3.2.  Trust between patient and medical professional is essential for public confidence in the health service quality and expertise of practitioners. Take for example, the most recent public outrage to the do not attempt cardiopulmonary resuscitation (DNACPR) scandal for those with learning disabilities and in care homes during the pandemic (Guardian, 2021). The Care Quality Commission in its interim report concluded, “some care residents were wrongly subjected to decisions, leading to potentially avoidable deaths” (The British Medical Journal, 2020). A similar risk is created when assisted suicide is legalised.


  1. What, if any, are the physical and mental health criteria which would make an individual eligible to access assisted dying/assisted suicide services?


4.1.  There should be no ability to end life on the grounds of mental health, no “safeguards” will be strong enough to prevent unnecessary deaths.


  1. What protections could be put in place to protect people from coercion and how effective would these be?


5.1.  There are no protections that can be put in place that would be strong enough to protect people from deciding to end their own life based on subpar reasons such as being a burden to their family.


  1. What information, advice and guidance would people need in order to be able to make an informed decision about whether to access assisted dying/assisted suicide services?


6.1.  We believe legalising assisted dying in England and Wales will lead to unintended consequences, particularly for those with learning and physical disabilities, elderly and suffering with mental distress. 


  1. What capabilities would a person need to be able to consent to assisted dying /assisted suicide


7.1.  We believe legalising assisted dying in England and Wales will lead to unintended consequences, particularly for those with learning and physical disabilities, the elderly and those suffering with mental distress.


  1. What should the Government’s role be in relation to the debate?


8.1.  The government should introduce policies, legislation and funding that promote and strengthen Article 2 of the Human Rights Act (Right to Life). Greater funding and expansion of palliative services and end of life care across the UK should be the government’s focus and policy commitment longer term.




8.2.  The priority of this government and successive governments should be to implement in full the Inclusive Britain’ report, particularly recommendation 11. Recommendation 11 seeks to understand and reduce health inequalities in life expectancy, maternal health outcomes amongst ethnic minority women and other health concerns that have arisen since the pandemic. Establishing the Office for Health Disparities is a positive step and with further research and development will better inform policymakers in how best to reduce health inequalities and poverty, which are contributing reasons to individuals requesting assisted dying.

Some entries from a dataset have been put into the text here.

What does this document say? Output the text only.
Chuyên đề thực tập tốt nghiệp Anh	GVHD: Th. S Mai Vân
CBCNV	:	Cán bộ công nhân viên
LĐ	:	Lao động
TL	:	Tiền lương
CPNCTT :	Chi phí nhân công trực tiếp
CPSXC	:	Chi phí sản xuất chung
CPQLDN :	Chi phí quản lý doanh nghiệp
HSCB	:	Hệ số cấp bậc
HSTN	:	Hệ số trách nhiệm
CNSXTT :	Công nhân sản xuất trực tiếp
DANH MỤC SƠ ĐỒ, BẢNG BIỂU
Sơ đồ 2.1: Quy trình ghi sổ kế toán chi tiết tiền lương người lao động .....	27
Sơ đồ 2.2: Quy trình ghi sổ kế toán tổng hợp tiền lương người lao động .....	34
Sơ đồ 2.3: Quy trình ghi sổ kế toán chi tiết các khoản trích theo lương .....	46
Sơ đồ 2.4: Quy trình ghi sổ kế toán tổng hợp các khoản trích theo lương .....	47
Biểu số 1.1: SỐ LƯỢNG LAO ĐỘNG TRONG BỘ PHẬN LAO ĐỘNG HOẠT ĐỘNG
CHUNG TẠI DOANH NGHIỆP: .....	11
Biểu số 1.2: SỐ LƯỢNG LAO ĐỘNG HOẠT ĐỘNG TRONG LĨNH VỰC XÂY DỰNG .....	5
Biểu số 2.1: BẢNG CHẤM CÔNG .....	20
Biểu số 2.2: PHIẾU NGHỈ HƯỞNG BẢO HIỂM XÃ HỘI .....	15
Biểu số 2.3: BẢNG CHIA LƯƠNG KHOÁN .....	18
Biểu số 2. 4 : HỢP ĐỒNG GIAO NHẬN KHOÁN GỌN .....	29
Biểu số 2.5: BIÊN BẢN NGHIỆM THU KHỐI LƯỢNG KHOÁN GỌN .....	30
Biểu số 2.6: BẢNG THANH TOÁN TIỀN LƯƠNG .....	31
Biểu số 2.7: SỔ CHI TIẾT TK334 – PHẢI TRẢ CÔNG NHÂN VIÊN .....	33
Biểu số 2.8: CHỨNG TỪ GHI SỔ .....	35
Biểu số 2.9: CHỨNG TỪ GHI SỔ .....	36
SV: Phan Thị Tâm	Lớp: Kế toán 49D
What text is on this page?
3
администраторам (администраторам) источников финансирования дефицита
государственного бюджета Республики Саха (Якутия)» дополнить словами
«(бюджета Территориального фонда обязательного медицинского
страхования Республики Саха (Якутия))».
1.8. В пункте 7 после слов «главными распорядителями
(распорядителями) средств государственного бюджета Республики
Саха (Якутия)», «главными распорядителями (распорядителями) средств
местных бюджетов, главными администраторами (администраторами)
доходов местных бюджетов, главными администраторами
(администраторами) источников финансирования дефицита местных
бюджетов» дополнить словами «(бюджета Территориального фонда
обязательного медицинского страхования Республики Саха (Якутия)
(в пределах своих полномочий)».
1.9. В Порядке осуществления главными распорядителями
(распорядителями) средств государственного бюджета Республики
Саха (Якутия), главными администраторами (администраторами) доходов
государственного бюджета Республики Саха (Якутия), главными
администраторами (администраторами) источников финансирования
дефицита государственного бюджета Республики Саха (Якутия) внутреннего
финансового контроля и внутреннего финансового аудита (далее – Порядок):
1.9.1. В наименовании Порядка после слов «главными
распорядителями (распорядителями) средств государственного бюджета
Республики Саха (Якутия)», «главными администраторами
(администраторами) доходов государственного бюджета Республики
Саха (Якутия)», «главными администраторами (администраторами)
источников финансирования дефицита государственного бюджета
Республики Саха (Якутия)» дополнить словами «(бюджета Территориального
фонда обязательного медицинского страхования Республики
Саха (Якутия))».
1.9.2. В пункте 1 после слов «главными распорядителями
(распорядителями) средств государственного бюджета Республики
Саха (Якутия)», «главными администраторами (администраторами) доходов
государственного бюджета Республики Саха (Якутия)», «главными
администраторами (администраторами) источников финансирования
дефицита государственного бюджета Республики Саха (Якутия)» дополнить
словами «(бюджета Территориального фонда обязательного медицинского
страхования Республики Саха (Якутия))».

8.3.  The government should also seek to implement the recommendations in the All-Party Parliamentary Group for Terminal Illness“No place like home?”. The report found that the benefit system was inadequate in providing financial stability and often those at the end of their life were living in poor housing and suffering with fuel poverty (APPG for Terminal Illness, 2021).


8.4.  Finally, the government must show political will and implement the national suicide prevention strategy, particularly area three reduce access to the means of suicide. Introducing an assisted dying/suicide law significantly undermines this strategy.